With the rise of the gig economy and a wider swathe of Americans defining work on their own terms, the assumption of slow payments isn’t as safe as it once was. Gig workers—the independent contractor crowd—are on a healthy growth curve. According to the PYMNTS Gig Economy Index, “Gig economy workers are projected to account for more than $677 billion of total U.S. income in 2017.”
Gig workers are the intrepid workforce of the future. They challenge the status quo by forging a new model of work contracts made up of several clients of their choosing. By turning the age-old management model of the nine-to-five on its head, many gig workers are able to create their ideal future by being their own boss.
Payments are no longer simply a service; they are a data opportunity. - Nvoicepay
This type of work is expected to swell by the year 2020. Which begs the question: How exactly are slow payments holding gig workers back? Is it float time? Swamped payment personnel? Legacy payment technology? As it turns out, it’s a little bit of everything.
This emerging style of work clashes with legacy payment terms as most would expect. The challenge many gig workers face is cash liquidity. Some may negotiate advance payment terms with smaller clients, but when contracting with a bigger enterprise, gig workers may be subject to 90- or 120-day payment terms. Paying bills or covering expenses within those terms is a challenge, to say the least. Chairman and CEO of HyperWallet, Brent Warrington, shares his thoughts on the remedy for slow payments:
“In some cases, liquidity is the big issue. Marketplaces may need to cover the cost of working capital if they want to pay workers sooner. Other times, it’s the treasury systems, which are not equipped to meet modern expectations for payment speed.”
Fintechs are entering the market to close the time gap in payments between businesses and consumers alike. This is not just for the sole purpose of faster payments, but to address the shifting role of banking as an industry.
Faster payment means banks move from provider to partner
Banks, for some time, have felt a shift in the wind. Self-service platforms like banking apps that allow everything from money transfers to check deposits autonomously speak of a growing need for digital interface and less one-on-one transacting with a bank teller. This means one thing—good old-fashioned customer service—in the form of a smile and wink—just won’t cut it anymore.

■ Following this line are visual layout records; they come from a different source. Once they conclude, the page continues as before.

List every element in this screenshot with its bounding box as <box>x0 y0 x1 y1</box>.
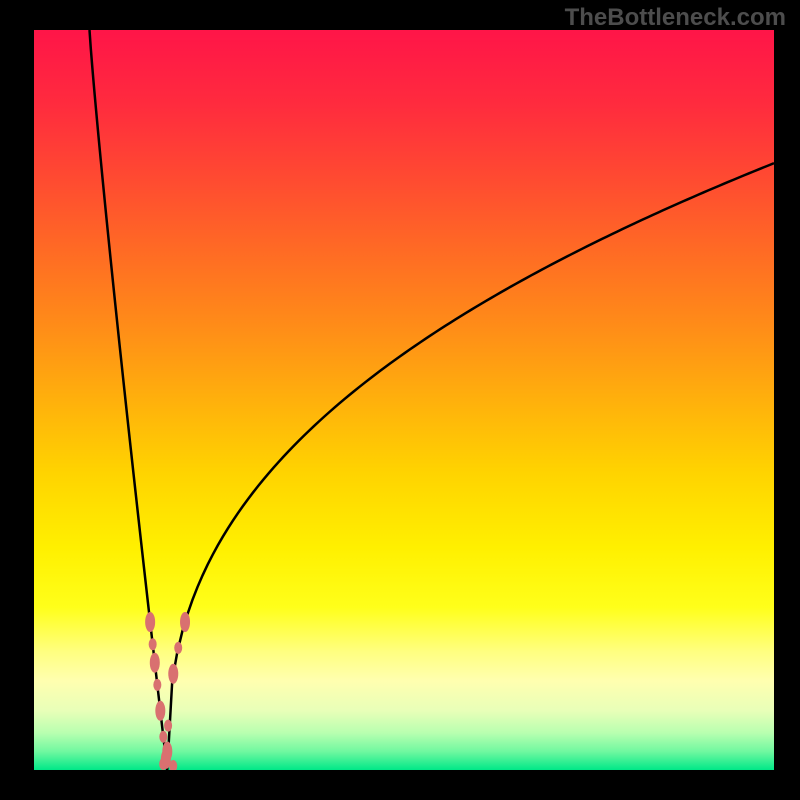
data-marker <box>145 612 155 632</box>
data-marker <box>150 653 160 673</box>
data-marker <box>159 758 167 770</box>
data-marker <box>155 701 165 721</box>
watermark-text: TheBottleneck.com <box>565 4 786 32</box>
data-marker <box>168 664 178 684</box>
data-marker <box>149 638 157 650</box>
data-marker <box>180 612 190 632</box>
data-marker <box>164 720 172 732</box>
gradient-background <box>34 30 774 770</box>
data-marker <box>159 731 167 743</box>
data-marker <box>174 642 182 654</box>
chart-svg <box>34 30 774 770</box>
data-marker <box>153 679 161 691</box>
plot-area <box>34 30 774 770</box>
chart-container: TheBottleneck.com <box>0 0 800 800</box>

Banks must change from being a dispenser of funds to a proactive partner by advising customers on their financial journey. Taking on a more advisory role means that data visibility and the ease of moving money grow more important each year. Making payments in the modern age means excluding a lot of the old manual work like slipping a check in the mail or filling out bank forms to move money overseas. Payments aren’t being viewed as a service anymore but as data opportunities.
Faster payments are a data opportunity
Banks, along with many companies, aren’t just interested in helping consumers or businesses move their money around, but in observing the patterns and data attached to payments.
Payments carry rich data in the form of remittances and reconciliation paperwork. Services that cut down on the back end work by automating reconciliations along with the payment are serving a need for faster, more accurate transactions.
Hunting down payment reconciliation information can feel like a needle in a haystack hunt for AP staff, and services that cut down on this type of work help drive revenue back through the doors of businesses instead of leaking costs with inefficient manual tasks or financial drudgery. This also means that contractors or gig workers have a chance of getting paid sooner. According to the PYMNTS Gig Economy Index: “84 percent of surveyed respondents said they would do more gig work if they were paid faster.”
Faster payments means more autonomous work
Economically, faster payments make sense. Check float isn’t what it used to be. But in the long run, it isn’t just about sending payments faster but making way for new imaginings of the banking industry and the traditional workplace. Creating services that serve greater personalization and autonomy will equip the modern worker with more options to do the kind of work they want, which benefits everyone.